Example of an iron condor with four strikes: 45-strike put (long), 50-strike put (short), 55-strike call (short) and 60-strike call (long). For illustrative purposes only. 

A short iron condor is a four-legged spread constructed by selling one call vertical spread and one put vertical spread simultaneously, in the same expiration cycle. Typically, both vertical spreads are out-of-the-money and centered around the current underlying price. Similar to a single vertical spread, the risk is determined by the distance between the strikes of the vertical. See figure 1.

For example, if the vertical spread is $2 wide, the risk would be $200 per contract, minus the credit received for selling the iron condor, plus transaction costs. In the best-case scenario, the underlying stays between the two short strikes through expiration, and both vertical spreads expire worthless. This would allow a trader to keep the full credit that the iron condor was sold for, minus transaction costs.

Let’s look at an example. Suppose a trader would like to place a neutral short iron condor on XYZ trading at $52.50. To create the position, the trader could sell a 47.5 put and buy a 45 put and a sell a 55 call and buy a 57.5 call for a combined credit of $0.70. This would give the trader a $7.50 range — between the put with a low strike at 47.5 and call with a high strike at 55 — in which the trade could achieve its maximum profit potential. The position would have an upside breakeven level of $55.70 and a downside breakeven level of $46.80, as shown in figure 1. If the stock remains between the short $47.5 and $55 strikes through expiration, the maximum potential profit would be $70 per contract, minus transaction costs, which is the credit received when initiating the position. 

The maximum potential loss would be $180 per contract plus transaction costs, if the underlying closed below the long 45 put strike or above the long 57.5 call strike at expiration. See figure 2.

Iron condor risk profile


The upside breakeven level for this example iron condor is at $55.70 and the downside breakeven level is at $46.80. Data source: Cboe Global Markets Chart source: the TD Ameritrade thinkorswim® platform. For illustrative purposes only. Past performance does not guarantee future results.

When volatility levels are elevated, so are the credits that can be collected when selling an iron condor. Any increase in volatility typically expands an option’s premium, which inflates prices of the individual vertical spreads.

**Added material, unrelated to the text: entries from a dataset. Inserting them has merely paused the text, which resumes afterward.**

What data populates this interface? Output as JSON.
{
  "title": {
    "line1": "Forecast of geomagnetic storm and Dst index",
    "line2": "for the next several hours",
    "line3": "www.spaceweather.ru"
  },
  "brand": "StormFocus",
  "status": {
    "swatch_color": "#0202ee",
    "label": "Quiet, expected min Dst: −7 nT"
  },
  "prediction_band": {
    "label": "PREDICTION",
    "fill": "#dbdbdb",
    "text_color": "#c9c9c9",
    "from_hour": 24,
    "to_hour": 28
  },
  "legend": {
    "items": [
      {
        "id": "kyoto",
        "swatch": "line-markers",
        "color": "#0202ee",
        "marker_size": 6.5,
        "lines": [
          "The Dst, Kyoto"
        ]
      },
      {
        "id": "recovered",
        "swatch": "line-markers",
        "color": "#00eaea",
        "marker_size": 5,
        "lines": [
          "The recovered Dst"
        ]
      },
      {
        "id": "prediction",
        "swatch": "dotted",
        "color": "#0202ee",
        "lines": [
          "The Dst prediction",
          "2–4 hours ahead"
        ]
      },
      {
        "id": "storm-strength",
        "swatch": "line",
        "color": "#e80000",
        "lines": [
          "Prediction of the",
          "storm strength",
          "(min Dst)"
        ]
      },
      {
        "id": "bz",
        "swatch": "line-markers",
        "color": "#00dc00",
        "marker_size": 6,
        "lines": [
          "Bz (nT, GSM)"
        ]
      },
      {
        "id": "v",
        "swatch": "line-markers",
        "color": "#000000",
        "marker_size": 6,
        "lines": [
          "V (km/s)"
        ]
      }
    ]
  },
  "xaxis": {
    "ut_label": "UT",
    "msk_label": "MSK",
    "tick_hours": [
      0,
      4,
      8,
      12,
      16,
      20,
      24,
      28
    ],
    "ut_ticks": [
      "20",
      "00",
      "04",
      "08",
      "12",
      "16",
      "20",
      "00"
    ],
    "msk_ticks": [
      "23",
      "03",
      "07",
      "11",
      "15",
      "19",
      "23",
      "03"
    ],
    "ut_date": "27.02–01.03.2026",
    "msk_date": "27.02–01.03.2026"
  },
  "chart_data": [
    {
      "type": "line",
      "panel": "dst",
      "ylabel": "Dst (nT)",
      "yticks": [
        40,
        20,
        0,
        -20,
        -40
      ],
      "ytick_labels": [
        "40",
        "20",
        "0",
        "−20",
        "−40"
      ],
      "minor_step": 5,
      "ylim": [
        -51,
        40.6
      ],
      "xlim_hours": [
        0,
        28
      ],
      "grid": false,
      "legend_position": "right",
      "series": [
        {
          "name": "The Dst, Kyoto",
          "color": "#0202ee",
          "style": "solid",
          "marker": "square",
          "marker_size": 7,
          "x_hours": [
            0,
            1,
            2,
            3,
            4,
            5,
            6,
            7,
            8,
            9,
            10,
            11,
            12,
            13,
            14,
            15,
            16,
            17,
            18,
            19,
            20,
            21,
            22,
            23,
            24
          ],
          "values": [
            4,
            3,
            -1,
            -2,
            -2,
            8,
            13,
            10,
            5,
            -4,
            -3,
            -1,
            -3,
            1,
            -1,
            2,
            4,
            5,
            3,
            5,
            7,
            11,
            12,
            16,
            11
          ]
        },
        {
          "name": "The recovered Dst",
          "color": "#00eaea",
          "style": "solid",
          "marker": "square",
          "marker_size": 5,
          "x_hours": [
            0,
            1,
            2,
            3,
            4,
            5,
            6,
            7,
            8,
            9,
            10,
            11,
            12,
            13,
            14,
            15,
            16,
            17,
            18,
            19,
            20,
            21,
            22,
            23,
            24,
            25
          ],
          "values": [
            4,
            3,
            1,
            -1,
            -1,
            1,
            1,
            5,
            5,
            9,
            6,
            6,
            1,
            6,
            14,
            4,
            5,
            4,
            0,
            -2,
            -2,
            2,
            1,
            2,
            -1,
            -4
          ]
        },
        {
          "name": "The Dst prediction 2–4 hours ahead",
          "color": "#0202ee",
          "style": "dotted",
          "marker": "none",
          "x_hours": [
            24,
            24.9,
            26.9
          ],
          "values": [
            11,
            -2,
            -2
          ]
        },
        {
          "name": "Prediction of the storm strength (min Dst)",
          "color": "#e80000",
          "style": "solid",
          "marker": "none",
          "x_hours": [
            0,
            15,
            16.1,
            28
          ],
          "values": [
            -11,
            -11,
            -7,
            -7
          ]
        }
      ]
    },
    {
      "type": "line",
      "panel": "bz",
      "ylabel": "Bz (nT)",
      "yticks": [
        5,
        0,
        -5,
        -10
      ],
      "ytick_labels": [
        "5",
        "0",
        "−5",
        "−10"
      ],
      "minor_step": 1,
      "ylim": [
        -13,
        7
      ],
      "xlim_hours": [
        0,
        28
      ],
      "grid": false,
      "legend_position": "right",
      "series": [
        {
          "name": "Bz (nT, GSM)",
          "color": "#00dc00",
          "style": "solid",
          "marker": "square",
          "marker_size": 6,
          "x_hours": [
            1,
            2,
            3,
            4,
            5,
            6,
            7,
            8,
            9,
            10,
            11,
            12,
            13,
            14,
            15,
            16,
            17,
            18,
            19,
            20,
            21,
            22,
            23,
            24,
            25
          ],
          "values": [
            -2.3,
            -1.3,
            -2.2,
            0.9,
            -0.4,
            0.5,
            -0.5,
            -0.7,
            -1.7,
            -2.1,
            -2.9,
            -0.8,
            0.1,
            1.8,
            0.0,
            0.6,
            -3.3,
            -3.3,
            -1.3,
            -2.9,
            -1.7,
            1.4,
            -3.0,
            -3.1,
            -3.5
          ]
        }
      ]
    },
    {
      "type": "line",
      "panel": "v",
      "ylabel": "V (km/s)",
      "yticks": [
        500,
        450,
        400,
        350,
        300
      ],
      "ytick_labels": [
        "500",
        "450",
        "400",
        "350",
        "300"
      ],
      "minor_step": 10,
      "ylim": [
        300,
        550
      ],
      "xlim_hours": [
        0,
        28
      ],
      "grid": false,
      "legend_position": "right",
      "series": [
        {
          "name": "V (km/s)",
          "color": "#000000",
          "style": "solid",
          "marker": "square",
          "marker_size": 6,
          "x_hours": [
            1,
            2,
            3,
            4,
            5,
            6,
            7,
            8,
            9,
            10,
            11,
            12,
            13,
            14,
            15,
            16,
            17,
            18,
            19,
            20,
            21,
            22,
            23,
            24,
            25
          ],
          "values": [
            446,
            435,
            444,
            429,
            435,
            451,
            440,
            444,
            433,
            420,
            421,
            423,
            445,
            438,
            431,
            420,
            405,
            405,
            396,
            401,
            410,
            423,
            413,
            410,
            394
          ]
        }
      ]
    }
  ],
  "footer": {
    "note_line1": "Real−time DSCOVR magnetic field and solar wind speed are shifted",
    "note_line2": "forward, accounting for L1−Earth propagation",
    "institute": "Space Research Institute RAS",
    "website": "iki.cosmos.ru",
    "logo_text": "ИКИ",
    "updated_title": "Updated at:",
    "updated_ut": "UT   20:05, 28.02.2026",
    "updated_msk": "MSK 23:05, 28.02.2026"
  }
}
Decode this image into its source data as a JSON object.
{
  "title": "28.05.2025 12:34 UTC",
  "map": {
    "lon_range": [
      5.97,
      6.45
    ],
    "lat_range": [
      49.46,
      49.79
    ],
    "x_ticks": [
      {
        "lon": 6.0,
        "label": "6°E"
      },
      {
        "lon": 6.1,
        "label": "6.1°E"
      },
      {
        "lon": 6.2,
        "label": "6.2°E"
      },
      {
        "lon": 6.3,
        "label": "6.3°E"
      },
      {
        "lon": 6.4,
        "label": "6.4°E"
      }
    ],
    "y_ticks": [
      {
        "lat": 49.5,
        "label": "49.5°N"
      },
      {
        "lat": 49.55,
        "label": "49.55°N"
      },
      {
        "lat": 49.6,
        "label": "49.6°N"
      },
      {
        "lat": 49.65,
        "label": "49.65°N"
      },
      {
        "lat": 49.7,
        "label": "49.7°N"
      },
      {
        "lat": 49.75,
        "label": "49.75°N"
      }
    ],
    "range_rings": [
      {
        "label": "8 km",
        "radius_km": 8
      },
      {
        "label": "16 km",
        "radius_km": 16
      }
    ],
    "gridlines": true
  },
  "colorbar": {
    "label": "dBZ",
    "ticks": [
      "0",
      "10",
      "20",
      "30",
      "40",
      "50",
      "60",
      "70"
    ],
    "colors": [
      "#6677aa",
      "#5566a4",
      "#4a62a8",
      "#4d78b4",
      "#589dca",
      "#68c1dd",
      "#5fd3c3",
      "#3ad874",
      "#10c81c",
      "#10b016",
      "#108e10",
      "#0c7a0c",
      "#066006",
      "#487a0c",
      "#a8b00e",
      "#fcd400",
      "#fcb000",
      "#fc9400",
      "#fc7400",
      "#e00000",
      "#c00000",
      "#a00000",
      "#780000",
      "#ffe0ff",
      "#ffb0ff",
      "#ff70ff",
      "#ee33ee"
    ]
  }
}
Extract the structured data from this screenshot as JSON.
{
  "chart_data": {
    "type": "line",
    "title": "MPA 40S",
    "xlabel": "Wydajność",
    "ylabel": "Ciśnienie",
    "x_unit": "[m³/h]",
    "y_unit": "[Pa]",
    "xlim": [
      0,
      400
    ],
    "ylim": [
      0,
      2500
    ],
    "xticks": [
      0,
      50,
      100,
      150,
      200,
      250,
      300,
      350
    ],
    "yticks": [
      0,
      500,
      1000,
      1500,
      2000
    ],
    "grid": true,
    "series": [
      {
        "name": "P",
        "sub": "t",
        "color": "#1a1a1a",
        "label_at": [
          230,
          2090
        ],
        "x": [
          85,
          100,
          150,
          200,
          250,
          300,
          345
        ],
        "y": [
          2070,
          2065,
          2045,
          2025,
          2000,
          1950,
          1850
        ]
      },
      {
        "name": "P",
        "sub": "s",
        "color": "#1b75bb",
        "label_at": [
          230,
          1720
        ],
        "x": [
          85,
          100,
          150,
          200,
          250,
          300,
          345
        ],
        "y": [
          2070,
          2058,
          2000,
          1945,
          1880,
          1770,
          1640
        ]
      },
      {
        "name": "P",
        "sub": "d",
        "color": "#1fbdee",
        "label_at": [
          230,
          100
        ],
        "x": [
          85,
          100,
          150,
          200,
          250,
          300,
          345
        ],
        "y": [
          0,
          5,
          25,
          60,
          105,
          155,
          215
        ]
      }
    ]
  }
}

The short iron condor is a neutral strategy when centered around the current underlying price, but it can be made bullish or bearish by skewing it toward either of the verticals.

The short iron condor is a potential strategy to implement in times of uncertainty. It allows a trader to create a position that takes advantage of excessive risk premium in a risk-defined manner. By initiating this position, a trader is making two basic assumptions: that current volatility is elevated and will decrease at some point before the position expires; and the underlying will remain between the two short strikes of the iron condor through expiration. The key is to understand that fear-driven markets all come to an end eventually, and a short iron condor can be used when a trader feels fear is about to subside.

Spreads, iron condors and other multiple-leg option strategies can entail substantial transaction costs, including multiple commissions, which may impact any potential return. These are advanced option strategies and often involve greater risk, and more complex risk, than basic options trades.